When the Yankees lost Game 1 of the AL Wild Card Series, I went and bought a ticket to Game 3 of the ALDS. It’s an easy piece of business this time of year. There’s rarely a better time to grab playoff
seats than after the team has lost and spirits are deflated, and the Yankees have made a bit of a habit of deflating our spirits in recent Octobers.
The next night, New York won a rousing Game 2 against the Red Sox, just barely surviving on the margins to stay alive. A day later, thanks to a friend offering up an extra ticket, I ended up heading last-minute to Game 3, and witnessed what quickly turned into a legendary performance from a rookie pitcher.
Then, the Yankees traveled to Toronto. They got absolutely flattened over the weekend, setting up another must-win Game 3. And for the second time in the span of a week, we got to see the Yankees produce an out-of-body effort, rallying from a 6-1 deficit to stave off elimination.
First, to see the Cam Schlittler Game in person was a crescendo. By the middle of the game, at the end of each inning, we thought, “surely, Boone will pull him soon”, only to peer into the Yankee bullpen to see no one but Mike Harkey, standing arms folded. The tension and the joy built in equal parts all night, exploding with the rookie’s 12th strikeout, Ryan McMahon’s heroic flip, and the completion of Schlittler’s eight shutout innings.
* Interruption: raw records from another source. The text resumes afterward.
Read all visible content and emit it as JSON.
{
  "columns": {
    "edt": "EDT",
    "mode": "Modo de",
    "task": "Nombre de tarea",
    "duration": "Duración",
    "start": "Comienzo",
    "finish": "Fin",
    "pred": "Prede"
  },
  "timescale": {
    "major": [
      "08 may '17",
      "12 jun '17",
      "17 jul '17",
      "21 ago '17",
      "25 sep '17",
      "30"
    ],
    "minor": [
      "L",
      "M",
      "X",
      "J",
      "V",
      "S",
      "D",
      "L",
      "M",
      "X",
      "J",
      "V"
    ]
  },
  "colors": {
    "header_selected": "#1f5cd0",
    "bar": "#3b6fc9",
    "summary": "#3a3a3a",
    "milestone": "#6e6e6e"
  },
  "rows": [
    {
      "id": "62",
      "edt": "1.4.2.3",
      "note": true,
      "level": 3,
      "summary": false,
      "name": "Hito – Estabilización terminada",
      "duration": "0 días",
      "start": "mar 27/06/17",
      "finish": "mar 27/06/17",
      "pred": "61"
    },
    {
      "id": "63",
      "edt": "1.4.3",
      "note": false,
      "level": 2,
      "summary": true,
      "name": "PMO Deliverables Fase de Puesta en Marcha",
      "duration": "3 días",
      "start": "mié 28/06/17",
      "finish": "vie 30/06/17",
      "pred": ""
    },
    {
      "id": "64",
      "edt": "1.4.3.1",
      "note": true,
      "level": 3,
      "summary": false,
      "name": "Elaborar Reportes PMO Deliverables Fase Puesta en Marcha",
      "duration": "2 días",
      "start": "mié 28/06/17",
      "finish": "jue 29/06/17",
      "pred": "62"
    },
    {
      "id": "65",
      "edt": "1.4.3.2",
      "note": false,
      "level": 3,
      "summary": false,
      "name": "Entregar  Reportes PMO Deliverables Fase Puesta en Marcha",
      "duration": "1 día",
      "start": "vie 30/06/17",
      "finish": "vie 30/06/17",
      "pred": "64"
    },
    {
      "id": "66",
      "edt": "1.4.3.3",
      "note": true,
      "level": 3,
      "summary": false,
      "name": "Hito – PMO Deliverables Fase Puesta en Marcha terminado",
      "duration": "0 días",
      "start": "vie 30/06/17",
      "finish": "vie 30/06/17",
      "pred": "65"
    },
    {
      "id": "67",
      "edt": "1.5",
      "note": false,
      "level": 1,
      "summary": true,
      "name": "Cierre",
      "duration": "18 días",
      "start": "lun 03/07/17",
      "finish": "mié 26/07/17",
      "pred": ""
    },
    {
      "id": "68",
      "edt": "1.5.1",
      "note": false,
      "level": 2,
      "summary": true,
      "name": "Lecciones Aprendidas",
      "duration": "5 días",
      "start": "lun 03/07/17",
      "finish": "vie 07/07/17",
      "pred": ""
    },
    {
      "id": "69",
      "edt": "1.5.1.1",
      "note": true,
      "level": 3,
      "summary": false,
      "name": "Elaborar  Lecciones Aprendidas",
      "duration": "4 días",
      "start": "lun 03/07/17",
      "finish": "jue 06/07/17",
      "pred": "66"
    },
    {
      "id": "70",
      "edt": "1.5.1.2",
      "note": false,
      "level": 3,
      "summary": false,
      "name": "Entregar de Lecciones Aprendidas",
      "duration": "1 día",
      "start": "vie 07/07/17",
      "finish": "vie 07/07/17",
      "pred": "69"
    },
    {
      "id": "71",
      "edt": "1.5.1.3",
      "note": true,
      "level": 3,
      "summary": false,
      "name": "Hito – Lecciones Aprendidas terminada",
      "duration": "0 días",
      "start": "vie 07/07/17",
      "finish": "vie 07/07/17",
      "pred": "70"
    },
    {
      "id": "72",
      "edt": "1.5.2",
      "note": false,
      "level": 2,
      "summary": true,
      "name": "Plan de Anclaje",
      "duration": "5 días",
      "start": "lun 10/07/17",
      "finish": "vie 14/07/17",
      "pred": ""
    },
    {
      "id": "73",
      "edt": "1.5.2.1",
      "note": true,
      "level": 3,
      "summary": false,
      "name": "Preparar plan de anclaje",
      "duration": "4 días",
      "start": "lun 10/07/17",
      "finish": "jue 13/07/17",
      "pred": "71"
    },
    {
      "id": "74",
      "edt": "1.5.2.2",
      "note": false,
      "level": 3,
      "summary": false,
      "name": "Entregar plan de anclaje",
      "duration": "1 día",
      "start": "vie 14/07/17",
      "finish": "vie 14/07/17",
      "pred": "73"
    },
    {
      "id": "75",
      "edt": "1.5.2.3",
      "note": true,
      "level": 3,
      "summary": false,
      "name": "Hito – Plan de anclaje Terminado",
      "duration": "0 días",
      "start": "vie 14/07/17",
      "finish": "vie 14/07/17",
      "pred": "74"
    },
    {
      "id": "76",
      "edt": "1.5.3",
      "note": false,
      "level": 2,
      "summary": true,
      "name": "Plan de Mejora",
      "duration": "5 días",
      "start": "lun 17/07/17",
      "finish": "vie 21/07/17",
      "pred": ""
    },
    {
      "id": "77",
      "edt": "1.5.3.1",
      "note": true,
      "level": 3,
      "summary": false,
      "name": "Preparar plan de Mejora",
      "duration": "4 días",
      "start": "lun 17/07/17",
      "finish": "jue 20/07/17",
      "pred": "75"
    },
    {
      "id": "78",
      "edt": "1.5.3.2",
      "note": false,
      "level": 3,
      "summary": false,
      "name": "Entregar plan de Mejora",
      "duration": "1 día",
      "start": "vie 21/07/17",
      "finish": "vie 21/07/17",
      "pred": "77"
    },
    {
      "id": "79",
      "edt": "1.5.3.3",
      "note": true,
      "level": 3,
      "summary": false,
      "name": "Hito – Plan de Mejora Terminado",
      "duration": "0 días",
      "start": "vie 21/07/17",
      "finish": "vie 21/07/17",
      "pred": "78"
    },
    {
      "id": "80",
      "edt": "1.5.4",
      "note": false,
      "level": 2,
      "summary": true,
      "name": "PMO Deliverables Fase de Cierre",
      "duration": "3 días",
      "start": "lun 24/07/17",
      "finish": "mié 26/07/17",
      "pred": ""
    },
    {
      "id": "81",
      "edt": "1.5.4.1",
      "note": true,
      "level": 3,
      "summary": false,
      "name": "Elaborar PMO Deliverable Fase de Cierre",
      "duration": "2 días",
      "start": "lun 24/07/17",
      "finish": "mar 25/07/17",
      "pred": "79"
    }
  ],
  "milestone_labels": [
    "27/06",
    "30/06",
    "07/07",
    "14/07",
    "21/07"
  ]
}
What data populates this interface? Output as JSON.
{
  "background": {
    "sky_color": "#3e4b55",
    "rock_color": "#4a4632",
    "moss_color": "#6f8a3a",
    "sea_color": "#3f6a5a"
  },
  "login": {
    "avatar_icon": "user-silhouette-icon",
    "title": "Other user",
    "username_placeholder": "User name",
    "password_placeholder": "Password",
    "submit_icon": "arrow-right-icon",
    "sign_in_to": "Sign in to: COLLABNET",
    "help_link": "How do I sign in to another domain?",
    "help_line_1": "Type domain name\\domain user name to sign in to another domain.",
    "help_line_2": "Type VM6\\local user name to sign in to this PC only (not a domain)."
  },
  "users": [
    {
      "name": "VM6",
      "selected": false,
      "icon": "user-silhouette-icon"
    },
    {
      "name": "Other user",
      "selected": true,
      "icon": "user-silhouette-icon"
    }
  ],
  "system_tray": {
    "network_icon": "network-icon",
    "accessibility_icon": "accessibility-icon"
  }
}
I did not expect one of the most memorable Yankee games (and I’ve had some memorable experiences at the Stadium just this year!) I’d ever seen in person topped within days. Erasing five-run deficits thanks to a signature moment from the franchise’s talisman will do that. There was no bad view of Aaron Judge’s three-run game-tying shot, but in my opinion, our look at it from the upper deck was sublime. The ball floated right in front of our eyes on its journey to the left-field foul pole, almost hovering in space and time for a moment before reaching its destination and setting Yankee Stadium on fire.
That’s the best sports moment I’ve ever seen in person, one that will become iconic if the Yankees pull off a comeback in this series. Despite a score that was still only tied, the rest of the game felt like a celebration. Through Jazz Chisholm Jr.’s go-ahead homer, the insurance runs in the later innings, and the much-needed dominance of the Yankee ‘pen, there seemed no doubt the Yankees would win, that we’d live to see one more day.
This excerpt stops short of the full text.